Franklin conducted his kite experiment at age forty-two, exactly halfway through his life; by then he was a wealthy man and could retire to devote the rest of his life to science and diplomacy. The middle chapters of Ingenious cover the second half of Franklin’s life and depict a man in his full glory—as a world-famed scientist and inventor, as well as a first-rank American diplomat who played a leading role in the Declaration of Independence in 1776, an alliance with France in 1778 (which Franklin’s popularity as a scientist in France helped cement), a peace treaty with Great Britain in 1783, and last but not least, the Constitutional Convention in 1787.
Franklin’s life spanned almost the entire eighteenth century. Ingenious reveals his paradoxical but good-spirited personality: He loved celebrity, and yet in his last will, he declared himself simply as “Benjamin Franklin of Philadelphia, printer.” He refused to seek patents on his inventions because, in his own words: “As we enjoy great advantages from the inventions of others, we should be glad of an opportunity to serve others by any invention of ours; and this we should do freely and generously.”
Franklin’s death in 1790 in Philadelphia at the age of eighty-four was mourned in the U.S. as well as Europe. Munson remarks that perhaps the most symbolic tribute was given by the French printmaker Marguerite Gérard, who created an etching (“To the Genius of Franklin”) which portrayed old Ben as a Zeus-like figure and bears a Latin caption that can be translated as follows: “He snatched lightning from the sky and the scepter from tyrants.”
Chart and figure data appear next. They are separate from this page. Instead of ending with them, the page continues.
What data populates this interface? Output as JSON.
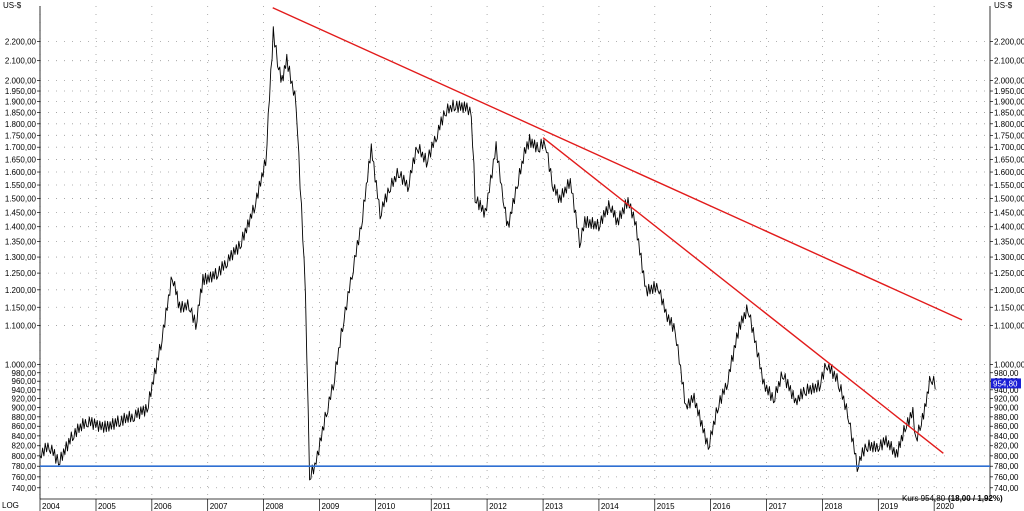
{
  "chart_data": {
    "type": "line",
    "y_scale": "log",
    "scale_mode_label": "LOG",
    "y_unit_left": "US-$",
    "y_unit_right": "US-$",
    "ylim": [
      720,
      2400
    ],
    "xlim": [
      "2004-01-01",
      "2020-12-31"
    ],
    "grid": true,
    "y_ticks": [
      {
        "value": 740,
        "label": "740,00"
      },
      {
        "value": 760,
        "label": "760,00"
      },
      {
        "value": 780,
        "label": "780,00"
      },
      {
        "value": 800,
        "label": "800,00"
      },
      {
        "value": 820,
        "label": "820,00"
      },
      {
        "value": 840,
        "label": "840,00"
      },
      {
        "value": 860,
        "label": "860,00"
      },
      {
        "value": 880,
        "label": "880,00"
      },
      {
        "value": 900,
        "label": "900,00"
      },
      {
        "value": 920,
        "label": "920,00"
      },
      {
        "value": 940,
        "label": "940,00"
      },
      {
        "value": 960,
        "label": "960,00"
      },
      {
        "value": 980,
        "label": "980,00"
      },
      {
        "value": 1000,
        "label": "1.000,00"
      },
      {
        "value": 1100,
        "label": "1.100,00"
      },
      {
        "value": 1150,
        "label": "1.150,00"
      },
      {
        "value": 1200,
        "label": "1.200,00"
      },
      {
        "value": 1250,
        "label": "1.250,00"
      },
      {
        "value": 1300,
        "label": "1.300,00"
      },
      {
        "value": 1350,
        "label": "1.350,00"
      },
      {
        "value": 1400,
        "label": "1.400,00"
      },
      {
        "value": 1450,
        "label": "1.450,00"
      },
      {
        "value": 1500,
        "label": "1.500,00"
      },
      {
        "value": 1550,
        "label": "1.550,00"
      },
      {
        "value": 1600,
        "label": "1.600,00"
      },
      {
        "value": 1650,
        "label": "1.650,00"
      },
      {
        "value": 1700,
        "label": "1.700,00"
      },
      {
        "value": 1750,
        "label": "1.750,00"
      },
      {
        "value": 1800,
        "label": "1.800,00"
      },
      {
        "value": 1850,
        "label": "1.850,00"
      },
      {
        "value": 1900,
        "label": "1.900,00"
      },
      {
        "value": 1950,
        "label": "1.950,00"
      },
      {
        "value": 2000,
        "label": "2.000,00"
      },
      {
        "value": 2100,
        "label": "2.100,00"
      },
      {
        "value": 2200,
        "label": "2.200,00"
      }
    ],
    "x_ticks": [
      {
        "date": "2004-01-01",
        "label": "2004"
      },
      {
        "date": "2005-01-01",
        "label": "2005"
      },
      {
        "date": "2006-01-01",
        "label": "2006"
      },
      {
        "date": "2007-01-01",
        "label": "2007"
      },
      {
        "date": "2008-01-01",
        "label": "2008"
      },
      {
        "date": "2009-01-01",
        "label": "2009"
      },
      {
        "date": "2010-01-01",
        "label": "2010"
      },
      {
        "date": "2011-01-01",
        "label": "2011"
      },
      {
        "date": "2012-01-01",
        "label": "2012"
      },
      {
        "date": "2013-01-01",
        "label": "2013"
      },
      {
        "date": "2014-01-01",
        "label": "2014"
      },
      {
        "date": "2015-01-01",
        "label": "2015"
      },
      {
        "date": "2016-01-01",
        "label": "2016"
      },
      {
        "date": "2017-01-01",
        "label": "2017"
      },
      {
        "date": "2018-01-01",
        "label": "2018"
      },
      {
        "date": "2019-01-01",
        "label": "2019"
      },
      {
        "date": "2020-01-01",
        "label": "2020"
      }
    ],
    "series": [
      {
        "type": "price",
        "color": "#000000",
        "x": [
          "2004-01-01",
          "2004-03-01",
          "2004-05-01",
          "2004-08-01",
          "2004-11-01",
          "2005-03-01",
          "2005-06-01",
          "2005-09-01",
          "2005-12-01",
          "2006-03-01",
          "2006-05-15",
          "2006-07-01",
          "2006-09-01",
          "2006-10-15",
          "2006-12-01",
          "2007-03-01",
          "2007-05-01",
          "2007-08-01",
          "2007-11-01",
          "2008-01-15",
          "2008-03-05",
          "2008-04-01",
          "2008-05-01",
          "2008-06-01",
          "2008-08-01",
          "2008-10-01",
          "2008-10-28",
          "2008-12-01",
          "2009-02-15",
          "2009-04-01",
          "2009-06-01",
          "2009-08-01",
          "2009-10-01",
          "2009-12-05",
          "2010-02-01",
          "2010-04-01",
          "2010-06-01",
          "2010-08-01",
          "2010-10-01",
          "2010-12-01",
          "2011-02-01",
          "2011-04-01",
          "2011-06-01",
          "2011-08-22",
          "2011-09-20",
          "2011-10-15",
          "2011-12-20",
          "2012-02-29",
          "2012-04-15",
          "2012-05-15",
          "2012-07-15",
          "2012-09-01",
          "2012-10-05",
          "2012-12-01",
          "2013-01-15",
          "2013-03-01",
          "2013-04-20",
          "2013-06-28",
          "2013-08-28",
          "2013-10-01",
          "2013-12-31",
          "2014-03-14",
          "2014-05-01",
          "2014-07-10",
          "2014-09-01",
          "2014-11-05",
          "2015-01-22",
          "2015-03-15",
          "2015-05-15",
          "2015-07-24",
          "2015-09-15",
          "2015-12-17",
          "2016-02-15",
          "2016-04-15",
          "2016-07-06",
          "2016-09-01",
          "2016-12-15",
          "2017-02-15",
          "2017-04-15",
          "2017-07-10",
          "2017-09-08",
          "2017-12-12",
          "2018-01-25",
          "2018-04-15",
          "2018-06-15",
          "2018-08-16",
          "2018-10-15",
          "2018-12-31",
          "2019-02-20",
          "2019-04-30",
          "2019-06-25",
          "2019-08-15",
          "2019-09-04",
          "2019-10-01",
          "2019-11-01",
          "2019-12-10",
          "2020-01-08"
        ],
        "y": [
          800,
          820,
          790,
          840,
          870,
          860,
          870,
          880,
          900,
          1050,
          1240,
          1150,
          1160,
          1100,
          1230,
          1250,
          1280,
          1340,
          1470,
          1640,
          2250,
          2100,
          2000,
          2100,
          1900,
          1200,
          760,
          780,
          890,
          950,
          1100,
          1250,
          1400,
          1700,
          1450,
          1530,
          1600,
          1550,
          1700,
          1640,
          1750,
          1850,
          1880,
          1880,
          1850,
          1500,
          1450,
          1700,
          1500,
          1400,
          1550,
          1670,
          1730,
          1700,
          1720,
          1560,
          1500,
          1560,
          1350,
          1420,
          1400,
          1480,
          1420,
          1490,
          1400,
          1200,
          1210,
          1130,
          1090,
          900,
          920,
          820,
          900,
          950,
          1100,
          1150,
          950,
          920,
          980,
          910,
          940,
          950,
          1000,
          960,
          890,
          780,
          820,
          820,
          830,
          800,
          860,
          890,
          830,
          860,
          900,
          970,
          950
        ]
      },
      {
        "type": "trendline",
        "color": "#e21b1b",
        "x": [
          "2008-03-01",
          "2020-07-01"
        ],
        "y": [
          2390,
          1115
        ]
      },
      {
        "type": "trendline",
        "color": "#e21b1b",
        "x": [
          "2013-01-01",
          "2020-03-01"
        ],
        "y": [
          1740,
          805
        ]
      },
      {
        "type": "horizontal_line",
        "color": "#2e6fd2",
        "x": [
          "2004-01-01",
          "2020-12-31"
        ],
        "y": [
          780,
          780
        ]
      }
    ],
    "last_price": {
      "label": "954,80",
      "value": 954.8,
      "color": "#1a1fd6"
    },
    "footer_text": {
      "label": "Kurs 954,80",
      "change": "(18,00 / 1,92%)"
    }
  }
}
Ingenious ends by discussing how perceptions and writings about Franklin’s life and legacy have changed over time. Many have criticized Franklin because he owned slaves, was a womanizer, and fathered a son out of wedlock. Generations facing economic depressions have cherished Franklin’s virtues of industry and frugality. Political historians have highlighted Franklin’s key role as a founding father, and historians of science have focused on his scientific achievements. Readers interested in learning more about the latter may also find Benjamin Franklin’s Science (Harvard University Press, 1990) by I. Bernard Cohen and The First Scientific American: Benjamin Franklin and the Pursuit of Genius (Basic Books, 2006) by Joyce Chaplin highly informative. Even (or perhaps especially) after 250 years, Franklin’s is a great life story to read.